I also run into this problem when I use crypt() function which is from pgcrypto extension. However, I just found a workaround to use VOLATILE functions on distributed tables.
The following SQL statement will result in an error:
UPDATE t001 SET pwd = public.crypt('new password', public.gen_salt('md5')) where tid=1;
OUT: ERROR: functions used in UPDATE queries on distributed tables must not be VOLATILE
However, with a select subquery, the update statement runs well with the expected result.
UPDATE t001 SET pwd = (select public.crypt('new password', public.gen_salt('md5'))) where tid=1;
OUT: UPDATE 1
Will my workaround cause some side effects? Any drawbacks will it bring?
UPDATE: I just understand the drawbacks. :(
Quoting @marcocitus from an internal chat for some tricky parts of function evaluation on Citus (mostly due to distributed nature of things):
just as a reminder, there are 2 reasons why we don't support volatile functions in update/delete
we need to ensure identical outcomes for replicated (reference) tables
we evaluate stable functions in the query tree on the coordinator, but do not have a way to skip volatile functions
for SELECT, we (incorrectly) skip function evaluation even for stable functions, because we cannot afford to evaluate the volatile functions, and we definitely cannot afford to disallow them in SELECT
for MERGE, I think we don't do function evaluation either, which means we would incorrectly skip stable functions, except we error out before then
this gets a bit messy when it comes to UPDATE+CTEs, since the CTEs can have stable functions that are incorrectly pushed down
but for the UPDATE itself they are evaluated on the coordinator
MERGE+source query is probably a similar case
when we solve volatile-functions-in-update problem, we should also start doing stable function evaluation for SELECT
Citus version: 10.0 Customer reported issue.

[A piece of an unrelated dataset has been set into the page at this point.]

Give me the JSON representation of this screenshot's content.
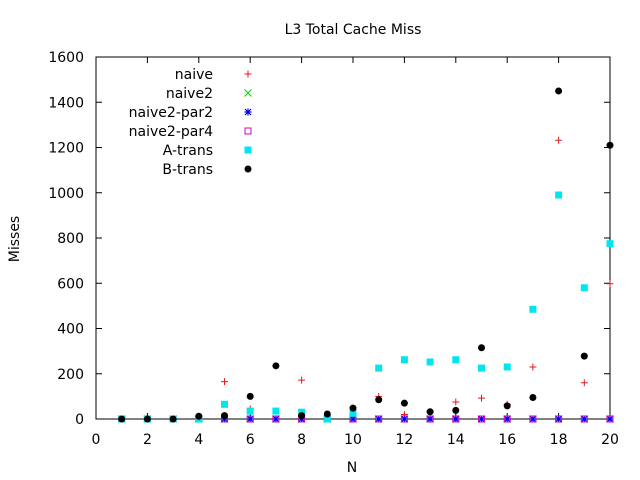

Steps to repro: CREATE TABLE reference_key (id int, s text); SELECT create_reference_table('reference_key'); citus=> UPDATE reference_key SET s=PGP_SYM_ENCRYPT('123', 'sai_test') where id=1; ERROR: functions used in UPDATE queries on distributed tables must not be VOLATILE
CREATE TABLE distributed_key (id int, s text); select create_distributed_table('distributed_key','id'); citus=> UPDATE distributed_key SET s=PGP_SYM_ENCRYPT('123', 'sai_test'); ERROR: functions used in UPDATE queries on distributed tables must not be VOLATILE
citus=> UPDATE distributed_key SET s=PGP_SYM_ENCRYPT('123', 'sai_test') where id=1; ERROR: functions used in UPDATE queries on distributed tables must not be VOLATILE
Workaround Use a CTE to materialize the results of the volatile function on the coordinator.